I have a hard time with comparing myself to others. Surprise. I am not as confident as people may think, and I get jealous quite a bit... and the occasional "why her and not me" tend to slip into my mind and sometimes when I have a moment of verbal vomit.
It isn't pretty. It isn't helpful. Bah. That is how I feel about it.
But in all honesty, it is a problem.
I am pretty awesome, in most cases. I have my moments of true bitchiness - and when I do I am really really good at it. But I do have awesome parts of me.
So why can't I just accept that... why do I have to take it to that level and throw all my focus on something I can't control? It takes so much energy, so much work and so much time to worry about it, when I can take that time a focus on what I can control, what I can do, what I can make better...
I am 28 and still need advice like a 5 year old... gah ... and I thought I had matured?!?!?!
So now, coming to this realization... I am going to try and be better, and focus on me, and be happy being who I am. I don't promise any spectacular turnarounds but even if I can shake off a tiny bit of this ugliness maybe my life will get a little prettier ...
Speaking of prettier....
I have almost finished a project!!! Gasp.

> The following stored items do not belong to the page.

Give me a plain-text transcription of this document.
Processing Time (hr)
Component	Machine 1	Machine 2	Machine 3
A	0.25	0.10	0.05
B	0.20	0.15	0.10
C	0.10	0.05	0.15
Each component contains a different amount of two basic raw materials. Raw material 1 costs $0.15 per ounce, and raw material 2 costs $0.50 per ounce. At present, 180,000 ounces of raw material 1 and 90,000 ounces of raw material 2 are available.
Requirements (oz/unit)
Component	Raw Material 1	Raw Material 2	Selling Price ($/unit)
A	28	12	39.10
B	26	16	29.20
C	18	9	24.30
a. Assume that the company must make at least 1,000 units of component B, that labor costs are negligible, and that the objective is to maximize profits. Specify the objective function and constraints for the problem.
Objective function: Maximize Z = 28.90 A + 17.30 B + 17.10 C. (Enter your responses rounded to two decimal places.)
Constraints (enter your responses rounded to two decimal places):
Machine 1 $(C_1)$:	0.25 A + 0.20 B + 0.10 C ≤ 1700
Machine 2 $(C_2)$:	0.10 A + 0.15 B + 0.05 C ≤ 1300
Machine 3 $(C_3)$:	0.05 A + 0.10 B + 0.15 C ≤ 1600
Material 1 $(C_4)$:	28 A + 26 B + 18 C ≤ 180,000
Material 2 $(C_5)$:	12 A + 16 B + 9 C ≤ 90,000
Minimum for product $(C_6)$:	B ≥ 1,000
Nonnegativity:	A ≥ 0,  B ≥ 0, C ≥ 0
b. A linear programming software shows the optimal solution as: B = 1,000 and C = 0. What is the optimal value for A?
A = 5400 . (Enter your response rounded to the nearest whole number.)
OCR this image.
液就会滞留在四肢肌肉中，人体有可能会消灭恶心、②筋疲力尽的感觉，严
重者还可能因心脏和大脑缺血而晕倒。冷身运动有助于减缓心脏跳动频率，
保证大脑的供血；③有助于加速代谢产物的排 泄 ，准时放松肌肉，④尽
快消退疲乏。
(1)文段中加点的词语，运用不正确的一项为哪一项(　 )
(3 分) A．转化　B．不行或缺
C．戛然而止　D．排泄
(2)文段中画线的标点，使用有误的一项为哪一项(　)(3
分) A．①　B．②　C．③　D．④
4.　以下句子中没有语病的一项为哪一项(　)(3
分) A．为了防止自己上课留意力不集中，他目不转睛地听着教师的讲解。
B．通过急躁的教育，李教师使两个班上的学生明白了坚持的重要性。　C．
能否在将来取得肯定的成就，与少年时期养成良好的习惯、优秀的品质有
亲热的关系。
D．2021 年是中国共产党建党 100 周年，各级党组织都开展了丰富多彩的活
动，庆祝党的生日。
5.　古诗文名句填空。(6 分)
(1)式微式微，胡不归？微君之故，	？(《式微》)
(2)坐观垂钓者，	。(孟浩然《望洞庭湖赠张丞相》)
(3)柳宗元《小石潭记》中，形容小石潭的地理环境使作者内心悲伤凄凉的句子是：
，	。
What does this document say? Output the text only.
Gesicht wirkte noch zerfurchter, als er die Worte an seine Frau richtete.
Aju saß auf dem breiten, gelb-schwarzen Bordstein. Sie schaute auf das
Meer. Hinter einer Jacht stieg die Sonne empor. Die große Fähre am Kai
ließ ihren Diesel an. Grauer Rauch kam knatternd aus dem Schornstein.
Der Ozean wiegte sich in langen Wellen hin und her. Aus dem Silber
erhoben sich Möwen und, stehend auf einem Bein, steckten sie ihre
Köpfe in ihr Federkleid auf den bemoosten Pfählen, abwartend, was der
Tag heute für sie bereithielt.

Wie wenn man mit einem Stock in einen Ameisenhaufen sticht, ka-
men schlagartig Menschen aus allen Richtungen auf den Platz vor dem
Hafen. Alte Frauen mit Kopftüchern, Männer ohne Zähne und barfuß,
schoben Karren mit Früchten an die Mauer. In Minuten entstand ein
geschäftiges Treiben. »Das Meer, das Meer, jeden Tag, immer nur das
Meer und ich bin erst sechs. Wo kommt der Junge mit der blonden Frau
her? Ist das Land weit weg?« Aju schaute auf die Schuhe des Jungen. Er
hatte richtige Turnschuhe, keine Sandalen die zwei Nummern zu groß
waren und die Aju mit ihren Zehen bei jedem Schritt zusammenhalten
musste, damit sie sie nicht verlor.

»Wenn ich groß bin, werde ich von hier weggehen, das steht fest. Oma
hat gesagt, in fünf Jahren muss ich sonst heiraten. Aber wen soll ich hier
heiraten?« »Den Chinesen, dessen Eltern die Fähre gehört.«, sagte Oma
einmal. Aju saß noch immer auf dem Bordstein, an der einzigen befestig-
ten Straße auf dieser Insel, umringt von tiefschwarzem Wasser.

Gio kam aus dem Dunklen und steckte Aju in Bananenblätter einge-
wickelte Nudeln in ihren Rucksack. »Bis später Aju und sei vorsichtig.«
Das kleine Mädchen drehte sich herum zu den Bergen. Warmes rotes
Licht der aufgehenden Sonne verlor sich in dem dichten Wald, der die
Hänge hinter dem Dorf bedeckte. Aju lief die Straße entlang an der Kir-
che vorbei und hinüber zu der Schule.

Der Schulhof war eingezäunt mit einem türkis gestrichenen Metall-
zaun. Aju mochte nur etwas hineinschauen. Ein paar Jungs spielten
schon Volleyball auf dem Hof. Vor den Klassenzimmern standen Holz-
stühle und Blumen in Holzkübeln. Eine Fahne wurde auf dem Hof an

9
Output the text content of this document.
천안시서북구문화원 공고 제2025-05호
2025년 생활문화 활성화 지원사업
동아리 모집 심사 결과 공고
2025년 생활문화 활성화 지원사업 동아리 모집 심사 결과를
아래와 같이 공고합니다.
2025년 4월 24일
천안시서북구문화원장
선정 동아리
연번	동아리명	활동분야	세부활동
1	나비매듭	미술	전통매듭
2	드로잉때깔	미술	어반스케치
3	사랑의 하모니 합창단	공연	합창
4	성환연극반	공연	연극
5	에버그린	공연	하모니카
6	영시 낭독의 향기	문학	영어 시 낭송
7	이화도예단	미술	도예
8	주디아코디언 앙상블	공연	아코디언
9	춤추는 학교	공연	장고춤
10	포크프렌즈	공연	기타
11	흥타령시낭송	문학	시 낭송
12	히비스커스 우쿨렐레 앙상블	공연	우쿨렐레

I know.
Could it be?!!?!! (I bet I am freaking you out right now - reading your mind and all)...
YES!!!! The dinner table aka. kitchen table aka. the project I started almost 2 years ago!!!
It has 3 coats of primer on it covered by two coats of "Jackson Yellow" and is now drying in my disaster of a basement as we speak. Tomorrow will come another sand down, and probably one more coat of Jackson Yellow ... and we shall see when I get brave enough to polyurethane it so it can last a 3 year old and a 6 month old!!!
Almost done and once done there will be pictures galore!!! I am so excited.
Bryan wasn't feeling the yellow at first, but he wasn't really feeling any of the pain chips I brought home (i love paint chips like an addict)... but now he is starting to feel it... starting to jive with the color and I almost want to say he is excited for it!!!!
I do believe Jackson Yellow is brightening up my life!
Hope to post some pictures soon! G-night!